I first came across it when my left wrist seized up because of the way I was playing the fiddle. Not only was I practising too intensely, I was putting undue strain on the tendon of the left wrist. At the time I went for a radical solution – restringing the violin and playing left-handed. (And for the technical among you, no, I did not relocate the sound post, which I should really have done.) This was only possible for an amateur like me and is not recommended. A professional player couldn’t do it and succeed. When playing the fiddle the left and right hands are doing radically different things. You can’t just change over and resume where you left off.

So what happens if a part of the body you rely on to make your way in the world packs in, either temporarily or permanently? I thought of this recently when I met someone I knew and she just smiled. She had lost her voice. Her doctor had taken a peek but could find nothing wrong. The consultant at ENT had stuck a cable up her nostril and down to her vocal cords. It was tipped with a camera. He could see nothing wrong either.

This is what she said without using her voice: ‘My singing career is over before it’s even begun.’

A wry comment, and good way to put it, but she is not a singer. What if she had been? What is a singer supposed to do if she loses her voice? Take up knitting?

Marion Bartoli Retires

Marion Bartoli

Marion Bartoli (Photo credit: mirsasha)

Marion has just announced that she is retiring from tennis on the grounds that her body can’t take it any more. She is twenty-eight.

Some years back a fitness instructor told me I should ‘listen to my body’. Well I did, and didn’t much care for what it was saying. It seems likely that Marion has excellent hearing and is doing the right thing.

It has been said as recently as this morning that she doesn’t have many friends on the tour and only has 3,000 followers on Twitter. With the respect to the first of these points, having friends on the tour isn’t so easy, though there are some encouraging examples.
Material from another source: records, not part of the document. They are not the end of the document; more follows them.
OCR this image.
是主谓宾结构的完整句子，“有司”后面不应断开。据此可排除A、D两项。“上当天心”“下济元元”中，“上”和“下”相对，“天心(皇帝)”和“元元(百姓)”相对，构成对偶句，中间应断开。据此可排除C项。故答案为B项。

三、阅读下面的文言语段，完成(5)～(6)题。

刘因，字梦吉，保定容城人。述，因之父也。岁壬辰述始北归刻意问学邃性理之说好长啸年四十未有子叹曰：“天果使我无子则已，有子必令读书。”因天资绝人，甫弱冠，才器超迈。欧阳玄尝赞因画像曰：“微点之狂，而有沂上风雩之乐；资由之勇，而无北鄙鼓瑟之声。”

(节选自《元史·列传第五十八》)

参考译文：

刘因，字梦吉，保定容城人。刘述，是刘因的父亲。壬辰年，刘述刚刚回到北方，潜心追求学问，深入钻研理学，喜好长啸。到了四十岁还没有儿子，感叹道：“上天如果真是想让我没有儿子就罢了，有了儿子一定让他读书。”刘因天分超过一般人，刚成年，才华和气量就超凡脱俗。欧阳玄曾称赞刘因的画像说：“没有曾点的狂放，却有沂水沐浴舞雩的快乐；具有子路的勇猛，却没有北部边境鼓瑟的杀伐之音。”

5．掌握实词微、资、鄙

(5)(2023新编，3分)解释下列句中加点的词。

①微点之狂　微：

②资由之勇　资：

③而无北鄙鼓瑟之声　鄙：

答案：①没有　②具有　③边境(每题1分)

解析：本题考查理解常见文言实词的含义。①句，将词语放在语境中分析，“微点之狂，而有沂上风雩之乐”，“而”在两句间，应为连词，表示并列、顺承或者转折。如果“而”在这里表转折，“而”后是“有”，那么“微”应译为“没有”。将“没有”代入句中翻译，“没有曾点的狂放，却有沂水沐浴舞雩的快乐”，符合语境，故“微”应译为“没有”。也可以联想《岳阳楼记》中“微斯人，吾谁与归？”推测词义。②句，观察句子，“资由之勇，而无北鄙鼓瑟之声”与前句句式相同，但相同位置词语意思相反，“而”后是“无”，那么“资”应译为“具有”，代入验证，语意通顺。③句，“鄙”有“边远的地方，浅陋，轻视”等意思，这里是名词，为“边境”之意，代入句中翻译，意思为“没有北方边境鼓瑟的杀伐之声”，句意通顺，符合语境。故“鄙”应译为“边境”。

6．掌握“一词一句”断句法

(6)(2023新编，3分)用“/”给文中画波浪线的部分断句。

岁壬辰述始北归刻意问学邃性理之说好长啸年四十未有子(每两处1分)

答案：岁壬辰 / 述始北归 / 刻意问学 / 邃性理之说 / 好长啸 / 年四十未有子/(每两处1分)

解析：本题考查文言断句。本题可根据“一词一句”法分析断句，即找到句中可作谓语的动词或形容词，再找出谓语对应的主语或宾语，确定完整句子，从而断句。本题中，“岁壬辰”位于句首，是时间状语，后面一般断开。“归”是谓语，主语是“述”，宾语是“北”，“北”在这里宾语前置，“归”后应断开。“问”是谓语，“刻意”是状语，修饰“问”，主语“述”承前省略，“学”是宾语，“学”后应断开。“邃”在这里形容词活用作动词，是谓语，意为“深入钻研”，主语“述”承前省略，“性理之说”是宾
Angie Kerber and Andrea Petkovic clearly get on very well. But how many friends does Serena have on the tour, or Maria? (Answers on a postcard please.)

As for the number of followers Marion has on Twitter – not many for a Wimbledon champion, I’m told – who cares? As far as I can tell, she is a delightful person and full of life. She certainly rose effortlessly, and with some style, above the crass comment made about her on BBC Radio 5 by a sports presenter whose achievements do not compare with hers.

As a tennis player Marion has made the most of what she had. How many of us, in our various walks of life, can say the same?